Schöne neue Bildungswelt

Früher war Bildung als abgrenzbare Lebensphase dem Kindes- und Jugendalter zugeordnet. Darauf aufbauend galt es das Gelernte im Beruf anzuwenden. Und schliesslich folgte der Rückzug aus der Erwerbstätigkeit im Pensionierungsalter. Alle drei Phasen beruhten seit dem auslaufenden 19. Jahrhundert auf der Idee, sich eine Grund- und Berufsbildung als Investition fürs Leben anzueignen. Diese reichte in der Regel tatsächlich auch ein Leben lang. Der damalige berufsbiografische Dreischritt hiess: Bildung, Arbeit, Rückzug. Oder in seiner bildungsbürgerlich moralischen Wertung: investieren, Mehrwert schaffen, ausruhen.

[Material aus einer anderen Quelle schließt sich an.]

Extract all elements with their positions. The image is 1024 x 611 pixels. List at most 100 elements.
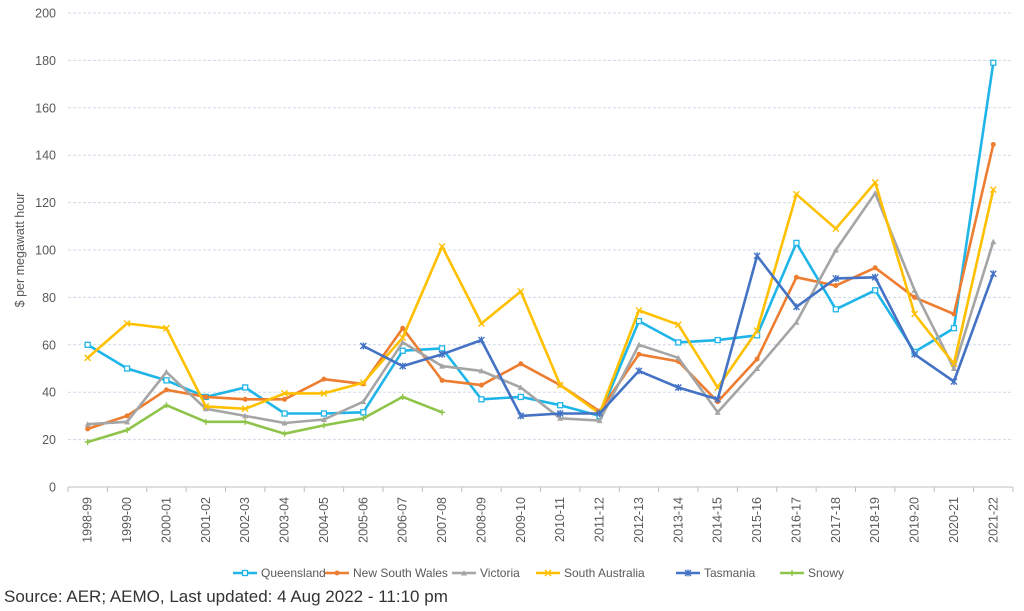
tasmania-marker (753, 252, 761, 260)
victoria-marker (596, 417, 603, 424)
victoria-marker (872, 190, 879, 196)
south-australia-marker (635, 306, 643, 314)
victoria-marker (124, 418, 131, 425)
snowy-marker (360, 415, 367, 422)
series-line-new-south-wales (86, 143, 995, 431)
legend-label: Tasmania (704, 566, 756, 580)
snowy-marker (439, 409, 446, 416)
x-tick-label: 2014-15 (711, 497, 725, 543)
legend-label: Snowy (808, 566, 844, 580)
victoria-marker (439, 363, 446, 369)
victoria-marker (281, 420, 288, 426)
series-new-south-wales (85, 142, 996, 432)
new-south-wales-marker (951, 311, 957, 317)
legend-item-south-australia: South Australia (536, 566, 645, 580)
south-australia-marker (281, 389, 289, 397)
queensland-marker (438, 345, 446, 352)
queensland-marker (793, 239, 800, 247)
snowy-marker (320, 422, 327, 429)
y-tick-label: 0 (49, 481, 56, 495)
south-australia-marker (477, 319, 485, 327)
new-south-wales-marker (439, 377, 445, 383)
queensland-marker (84, 341, 91, 348)
victoria-marker (557, 415, 564, 421)
tasmania-marker (517, 412, 525, 420)
x-axis-ticks: 1998-99 1999-00 2000-01 2001-02 2002-03 2003-… (67, 487, 1014, 543)
legend-snowy-marker (789, 570, 795, 576)
victoria-marker (242, 412, 249, 419)
legend-item-new-south-wales: New South Wales (325, 566, 448, 580)
victoria-marker (714, 409, 721, 415)
series-line-victoria (86, 191, 995, 426)
victoria-marker (360, 398, 367, 405)
snowy-marker (281, 430, 288, 437)
south-australia-marker (438, 242, 446, 250)
victoria-marker (517, 384, 524, 390)
south-australia-marker (753, 327, 761, 335)
tasmania-marker (477, 336, 485, 344)
south-australia-marker (320, 389, 328, 397)
new-south-wales-marker (163, 387, 169, 393)
victoria-marker (163, 369, 170, 375)
x-tick-label: 2009-10 (514, 497, 528, 543)
victoria-marker (990, 238, 997, 245)
y-tick-label: 60 (42, 338, 56, 352)
x-tick-label: 2016-17 (789, 497, 803, 543)
south-australia-marker (202, 402, 210, 410)
legend-label: New South Wales (353, 566, 448, 580)
legend-item-queensland: Queensland (233, 566, 326, 580)
y-axis-ticks: 0 20 40 60 80 100 120 140 160 180 200 (35, 7, 56, 495)
victoria-marker (478, 367, 485, 374)
tasmania-marker (674, 383, 682, 391)
new-south-wales-marker (478, 382, 484, 388)
legend-south-australia-marker (544, 569, 552, 577)
y-tick-label: 160 (35, 101, 56, 115)
y-tick-label: 140 (35, 149, 56, 163)
queensland-marker (123, 365, 131, 372)
y-tick-label: 20 (42, 433, 56, 447)
x-tick-label: 2005-06 (356, 497, 370, 543)
tasmania-marker (911, 350, 919, 358)
queensland-marker (950, 325, 958, 332)
victoria-marker (950, 365, 957, 371)
new-south-wales-marker (912, 294, 918, 300)
snowy-marker (202, 418, 209, 425)
victoria-marker (202, 405, 209, 412)
tasmania-marker (714, 395, 722, 403)
x-tick-label: 2020-21 (947, 497, 961, 543)
new-south-wales-marker (872, 265, 878, 271)
south-australia-marker (871, 178, 879, 186)
x-tick-label: 2008-09 (474, 497, 488, 543)
victoria-marker (84, 421, 91, 427)
series-south-australia (84, 178, 997, 418)
queensland-marker (320, 410, 328, 417)
x-tick-label: 2004-05 (317, 497, 331, 543)
south-australia-marker (84, 354, 92, 362)
x-tick-label: 2002-03 (238, 497, 252, 543)
series-group (84, 59, 997, 445)
x-tick-label: 2011-12 (593, 497, 607, 542)
x-tick-label: 2019-20 (908, 497, 922, 543)
new-south-wales-marker (636, 351, 642, 357)
south-australia-marker (792, 190, 800, 198)
new-south-wales-marker (518, 361, 524, 367)
victoria-marker (320, 416, 327, 422)
series-tasmania (359, 252, 997, 420)
queensland-marker (478, 396, 485, 403)
legend-item-victoria: Victoria (452, 566, 520, 580)
south-australia-marker (674, 321, 682, 329)
legend: Queensland New South Wales Victoria South A… (233, 566, 844, 580)
south-australia-marker (556, 381, 564, 389)
snowy-marker (163, 402, 170, 409)
new-south-wales-marker (282, 396, 288, 402)
x-tick-label: 2000-01 (159, 497, 173, 543)
new-south-wales-marker (124, 413, 130, 419)
queensland-marker (281, 410, 288, 417)
series-line-south-australia (86, 181, 995, 415)
queensland-marker (360, 409, 367, 416)
y-axis-label: $ per megawatt hour (13, 193, 27, 308)
new-south-wales-marker (242, 396, 248, 402)
y-tick-label: 100 (35, 244, 56, 258)
victoria-marker (675, 354, 682, 361)
source-note: Source: AER; AEMO, Last updated: 4 Aug 2… (4, 587, 448, 606)
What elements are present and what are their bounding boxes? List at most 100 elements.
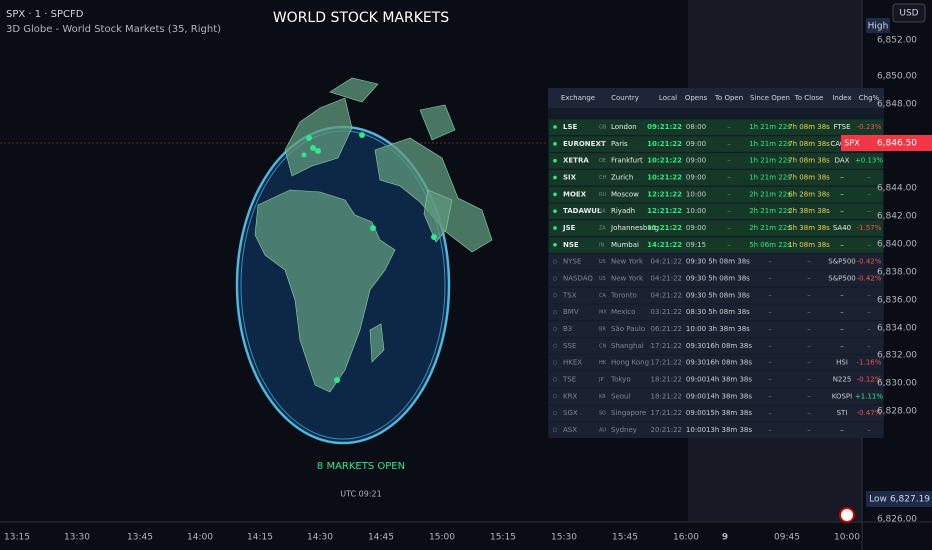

Heute gibt es kein Ende des Lernens mehr. Lebenslanges Lernen verwirft die Idee, wonach die Bildungsinvestition der Jugendzeit bis zum Ende der aktiven Berufszeit nachwirkt und überdies ein gutes Leben im Pensionsalter ermöglicht. Lernen ist zu einem Lebenswert an sich geworden. Einerseits vereinfachen kontinuierliche Lernschritte die Anpassung an laufend neue berufliche Anforderungen. Andererseits ergänzen sich Beruf und Lernen auch deshalb, weil Arbeit nicht mehr nur auf Existenzsicherung ausgerichtet ist. Vielmehr erleben Menschen dann ihr Leben als besonders sinnerfüllt, wenn es ihnen gelingt, Erwerbsarbeit und Lernen im Gleichgewicht zu halten. Die Abbildung zeigt die Differenz zwischen altem und neuem Paradigma schematisch auf.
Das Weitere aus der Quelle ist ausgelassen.